O Tribunal da Comarca de Luanda, sem qualquer prova, condenou o Dr. Carlos São Vicente. Uma juíza que votou contra a sentença, detalhou as ilegalidades que justificaram o seu voto. Soube agora que a magistrada judicial foi ameaçada por ter ousado contrariar a lei da ordem superior. É uma heroína. Honrou o Poder Judicial. Recusou a violação da separação de poderes. Pôs o Estado de Direito acima dos seus interesses pessoais. Merece a homenagem de todas e todos os democratas.
A Defesa recorreu da sentença mas o Tribunal da Relação de Luanda e o Tribunal Supremo nada fizeram para repor o primado da Lei. O Código das Ordens Superiores está acima de tudo e de todos. Menos do ordenante e seus paus mandados. O processo está cheio de irregularidades e inconstitucionalidades. Por isso a Defesa recorreu para o Tribunal Constitucional. Uma coisa é certa. Nesta instância só conta a Constituição da República. E na Lei Fundamental não cabe o código da ordem superior.
É fácil repor a Justiça. Em vez de lerem os recados das ordens superiores olhem para as contas auditadas da AAA. Isso basta para demolir a acusação de peculato. Nas contas auditadas de 2001 e 2002 vê-se claramente que o Dr. Carlos São Vicente, através da AAA (Angola) Investors comprou 49 por cento da AAA Serviços Financeiros Lda. e pagou USD 8.234.450,06. As contas auditadas de 2004 mostram que comprou mais 21 por cento passando a deter 70 por cento e pagou USD 10.888.500,00. As contas de 2012 registam um aumento do capital social da AAA Seguros SA que foi apenas subscrito e realizado pela AAA Activos Lda. tendo pago USD 30.000.000,00. A AAA Activos passou a deter 87,89 por cento que adicionado a mais 1,0 por cento do Dr.
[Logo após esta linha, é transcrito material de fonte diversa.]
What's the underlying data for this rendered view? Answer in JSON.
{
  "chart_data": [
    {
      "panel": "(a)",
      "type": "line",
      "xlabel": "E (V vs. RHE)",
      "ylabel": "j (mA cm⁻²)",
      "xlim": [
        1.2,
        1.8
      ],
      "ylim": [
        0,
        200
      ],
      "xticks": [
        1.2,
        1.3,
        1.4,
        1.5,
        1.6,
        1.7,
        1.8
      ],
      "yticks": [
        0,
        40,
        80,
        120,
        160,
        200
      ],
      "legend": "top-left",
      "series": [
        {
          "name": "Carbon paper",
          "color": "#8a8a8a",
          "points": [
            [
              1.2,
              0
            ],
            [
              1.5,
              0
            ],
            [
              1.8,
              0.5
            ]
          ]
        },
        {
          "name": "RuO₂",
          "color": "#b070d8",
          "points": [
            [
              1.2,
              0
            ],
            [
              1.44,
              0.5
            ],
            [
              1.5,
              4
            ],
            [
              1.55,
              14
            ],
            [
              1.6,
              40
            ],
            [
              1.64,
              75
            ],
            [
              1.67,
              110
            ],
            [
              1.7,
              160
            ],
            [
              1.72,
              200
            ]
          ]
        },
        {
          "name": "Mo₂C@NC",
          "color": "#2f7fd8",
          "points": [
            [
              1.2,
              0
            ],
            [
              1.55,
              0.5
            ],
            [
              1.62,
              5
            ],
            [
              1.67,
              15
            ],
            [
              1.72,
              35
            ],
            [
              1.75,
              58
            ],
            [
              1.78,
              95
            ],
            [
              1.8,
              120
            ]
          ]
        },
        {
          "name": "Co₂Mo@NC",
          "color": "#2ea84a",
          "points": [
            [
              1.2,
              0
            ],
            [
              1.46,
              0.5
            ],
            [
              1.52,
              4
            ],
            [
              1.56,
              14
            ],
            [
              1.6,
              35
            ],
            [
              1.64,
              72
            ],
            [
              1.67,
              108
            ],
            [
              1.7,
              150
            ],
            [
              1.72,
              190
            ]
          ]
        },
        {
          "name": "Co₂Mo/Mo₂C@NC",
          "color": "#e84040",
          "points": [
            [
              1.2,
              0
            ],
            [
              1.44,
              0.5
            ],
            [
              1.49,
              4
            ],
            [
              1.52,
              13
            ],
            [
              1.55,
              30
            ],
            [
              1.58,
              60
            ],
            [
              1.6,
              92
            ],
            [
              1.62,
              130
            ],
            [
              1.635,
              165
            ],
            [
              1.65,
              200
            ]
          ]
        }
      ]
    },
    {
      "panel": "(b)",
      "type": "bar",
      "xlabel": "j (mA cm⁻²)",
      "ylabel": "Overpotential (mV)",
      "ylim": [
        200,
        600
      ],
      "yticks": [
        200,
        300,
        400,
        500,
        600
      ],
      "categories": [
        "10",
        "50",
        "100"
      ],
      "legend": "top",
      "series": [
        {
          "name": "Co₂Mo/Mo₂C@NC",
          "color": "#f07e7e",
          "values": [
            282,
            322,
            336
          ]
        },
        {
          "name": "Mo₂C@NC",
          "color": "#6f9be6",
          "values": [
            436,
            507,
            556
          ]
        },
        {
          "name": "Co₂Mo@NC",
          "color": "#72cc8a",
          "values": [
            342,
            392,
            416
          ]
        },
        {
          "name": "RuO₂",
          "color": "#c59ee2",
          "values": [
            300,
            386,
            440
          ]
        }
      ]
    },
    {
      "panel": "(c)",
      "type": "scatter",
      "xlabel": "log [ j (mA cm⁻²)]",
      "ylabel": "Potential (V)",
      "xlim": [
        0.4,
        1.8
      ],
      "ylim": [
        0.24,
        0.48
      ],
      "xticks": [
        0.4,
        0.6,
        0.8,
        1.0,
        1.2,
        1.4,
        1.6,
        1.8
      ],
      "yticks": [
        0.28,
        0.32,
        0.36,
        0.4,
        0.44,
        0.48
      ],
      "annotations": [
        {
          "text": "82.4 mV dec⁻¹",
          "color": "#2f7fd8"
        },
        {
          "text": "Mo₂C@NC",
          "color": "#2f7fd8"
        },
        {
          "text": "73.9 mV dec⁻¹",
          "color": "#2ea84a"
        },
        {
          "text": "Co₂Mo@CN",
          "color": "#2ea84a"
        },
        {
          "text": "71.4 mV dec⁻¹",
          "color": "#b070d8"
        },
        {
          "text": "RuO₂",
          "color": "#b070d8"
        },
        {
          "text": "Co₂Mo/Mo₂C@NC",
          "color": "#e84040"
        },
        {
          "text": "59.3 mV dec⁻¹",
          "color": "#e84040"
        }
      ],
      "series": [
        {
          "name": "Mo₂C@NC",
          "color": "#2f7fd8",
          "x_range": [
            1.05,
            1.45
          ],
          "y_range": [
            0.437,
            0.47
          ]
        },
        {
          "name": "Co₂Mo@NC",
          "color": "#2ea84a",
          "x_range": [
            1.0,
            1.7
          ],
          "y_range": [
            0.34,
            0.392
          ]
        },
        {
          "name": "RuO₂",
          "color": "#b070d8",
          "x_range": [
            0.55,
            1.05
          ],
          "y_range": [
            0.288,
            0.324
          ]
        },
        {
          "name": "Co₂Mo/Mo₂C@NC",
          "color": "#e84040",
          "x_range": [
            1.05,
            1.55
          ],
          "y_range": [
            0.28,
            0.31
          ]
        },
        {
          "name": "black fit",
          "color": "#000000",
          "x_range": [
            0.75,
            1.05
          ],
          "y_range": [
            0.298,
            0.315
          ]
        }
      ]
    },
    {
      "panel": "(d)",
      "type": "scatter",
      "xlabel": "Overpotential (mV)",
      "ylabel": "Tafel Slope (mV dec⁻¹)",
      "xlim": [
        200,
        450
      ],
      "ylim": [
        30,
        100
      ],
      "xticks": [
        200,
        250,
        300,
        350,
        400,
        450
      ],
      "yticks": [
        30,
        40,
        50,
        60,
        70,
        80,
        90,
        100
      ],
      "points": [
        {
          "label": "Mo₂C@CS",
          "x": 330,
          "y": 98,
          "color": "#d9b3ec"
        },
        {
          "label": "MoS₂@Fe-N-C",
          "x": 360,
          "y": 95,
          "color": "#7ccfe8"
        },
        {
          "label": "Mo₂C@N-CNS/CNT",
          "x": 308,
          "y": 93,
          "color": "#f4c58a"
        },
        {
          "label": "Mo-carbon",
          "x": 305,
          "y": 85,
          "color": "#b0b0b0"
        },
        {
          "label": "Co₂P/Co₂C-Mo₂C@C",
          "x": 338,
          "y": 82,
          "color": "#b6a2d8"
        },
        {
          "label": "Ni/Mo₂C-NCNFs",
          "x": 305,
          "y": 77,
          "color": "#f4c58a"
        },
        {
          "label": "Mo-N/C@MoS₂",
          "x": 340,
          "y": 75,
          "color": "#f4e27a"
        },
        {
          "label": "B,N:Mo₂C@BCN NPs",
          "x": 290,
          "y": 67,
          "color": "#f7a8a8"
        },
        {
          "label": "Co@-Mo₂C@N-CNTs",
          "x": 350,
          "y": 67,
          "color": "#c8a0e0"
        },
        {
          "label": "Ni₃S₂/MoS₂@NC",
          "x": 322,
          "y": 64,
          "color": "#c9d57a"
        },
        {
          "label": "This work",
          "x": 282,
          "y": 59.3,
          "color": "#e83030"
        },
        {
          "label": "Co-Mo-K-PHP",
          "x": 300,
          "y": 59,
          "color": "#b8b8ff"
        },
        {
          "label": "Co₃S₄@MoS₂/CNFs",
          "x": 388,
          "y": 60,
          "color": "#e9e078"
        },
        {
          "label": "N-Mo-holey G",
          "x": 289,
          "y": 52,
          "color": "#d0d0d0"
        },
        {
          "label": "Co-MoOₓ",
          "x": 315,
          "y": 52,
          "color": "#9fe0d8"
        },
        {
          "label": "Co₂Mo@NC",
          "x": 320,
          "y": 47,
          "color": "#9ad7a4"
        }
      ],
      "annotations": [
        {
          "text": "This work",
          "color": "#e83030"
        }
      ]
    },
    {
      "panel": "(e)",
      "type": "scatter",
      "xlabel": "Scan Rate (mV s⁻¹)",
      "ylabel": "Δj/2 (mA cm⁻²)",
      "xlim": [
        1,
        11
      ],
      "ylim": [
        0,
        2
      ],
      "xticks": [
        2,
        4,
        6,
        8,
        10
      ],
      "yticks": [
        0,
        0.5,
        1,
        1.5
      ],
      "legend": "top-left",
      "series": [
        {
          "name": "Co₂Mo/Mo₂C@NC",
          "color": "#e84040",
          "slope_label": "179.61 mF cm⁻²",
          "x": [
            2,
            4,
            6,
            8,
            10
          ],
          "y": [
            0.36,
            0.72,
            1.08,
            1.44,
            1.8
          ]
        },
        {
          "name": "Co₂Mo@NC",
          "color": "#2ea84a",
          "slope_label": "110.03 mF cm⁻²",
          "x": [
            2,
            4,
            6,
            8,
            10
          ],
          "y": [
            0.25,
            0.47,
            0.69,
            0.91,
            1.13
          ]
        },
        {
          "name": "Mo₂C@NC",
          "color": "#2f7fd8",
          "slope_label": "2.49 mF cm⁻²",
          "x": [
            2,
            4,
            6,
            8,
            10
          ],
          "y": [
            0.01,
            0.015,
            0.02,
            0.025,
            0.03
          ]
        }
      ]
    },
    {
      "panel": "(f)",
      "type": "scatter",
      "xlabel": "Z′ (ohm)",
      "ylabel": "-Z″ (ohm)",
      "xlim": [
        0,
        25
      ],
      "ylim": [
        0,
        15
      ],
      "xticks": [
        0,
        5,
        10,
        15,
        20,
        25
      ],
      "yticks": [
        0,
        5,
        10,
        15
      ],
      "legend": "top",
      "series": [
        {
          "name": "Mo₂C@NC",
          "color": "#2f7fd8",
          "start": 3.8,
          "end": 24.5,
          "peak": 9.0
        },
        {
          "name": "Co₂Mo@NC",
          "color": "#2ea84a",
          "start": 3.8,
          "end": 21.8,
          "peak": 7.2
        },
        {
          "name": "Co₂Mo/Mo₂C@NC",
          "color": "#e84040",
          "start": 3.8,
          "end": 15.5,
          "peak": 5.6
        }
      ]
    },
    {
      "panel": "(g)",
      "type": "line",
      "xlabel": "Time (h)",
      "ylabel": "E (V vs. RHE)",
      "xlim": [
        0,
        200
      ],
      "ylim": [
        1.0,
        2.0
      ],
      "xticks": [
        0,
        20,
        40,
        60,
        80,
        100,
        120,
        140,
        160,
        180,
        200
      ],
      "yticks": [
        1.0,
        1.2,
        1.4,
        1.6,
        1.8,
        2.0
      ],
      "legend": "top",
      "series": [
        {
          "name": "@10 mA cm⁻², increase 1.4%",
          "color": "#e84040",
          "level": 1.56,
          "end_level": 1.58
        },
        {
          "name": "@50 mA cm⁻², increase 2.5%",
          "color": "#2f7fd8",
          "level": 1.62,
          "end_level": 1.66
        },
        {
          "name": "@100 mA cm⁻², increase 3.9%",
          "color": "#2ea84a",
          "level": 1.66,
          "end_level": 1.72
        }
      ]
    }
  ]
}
Carlos São Vicente e 1,0 por cento da AAA Pensões SA perfaz 89,89 por cento.
Estes números estão certíssimos. Foram auditados. E assim é impossível acusar o Dr. Carlos São Vicente de peculato. Porque ele era o dono da AAA. Adquiriu legalmente as acções e pagou-as. O Professor Doutor Catedrático da Universidade de Coimbra, Manuel da Costa Andrade, é categórico no seu parecer de 5 de Maio de 2022: Diz que não há elementos de facto e de Direito que permitam condenar o Dr. Carlos São Vicente. Melhor dito: Não há factos que justifiquem o cumprimento das ordens superiores. A sentença do Tribunal da Comarca de Luanda é ilegal. Não há crime sem Lei.
A prisão preventiva do Dr. Carlos São Vicente terminou em 22 de Setembro de 2022. Mas não foi libertado. O excesso de prisão preventiva já vai em cinco meses. Porquê? Entrou um pedido de Habeas Corpus em 16 de Novembro de 2022. Devia ser respondido em cinco dias, até 22 de Novembro do ano passado. Estamos em 23 de Fevereiro de 2023 e não há resposta. O prisioneiro tem mais de 60 anos e três doenças crónicas. A detenção no Estabelecimento Prisional de Viana põe em perigo a sua vida. As ordens superiores repuseram a pena de morte em Angola.
Uma das três doenças crónicas de que padece o Dr. Carlos São Vicente pode matá-lo a qualquer momento. É esse o objectivo de quem mandou prendê-lo e encomendou a sentença. É hora de corrigir a injustiça das ordens superiores. É hora de libertar um inocente.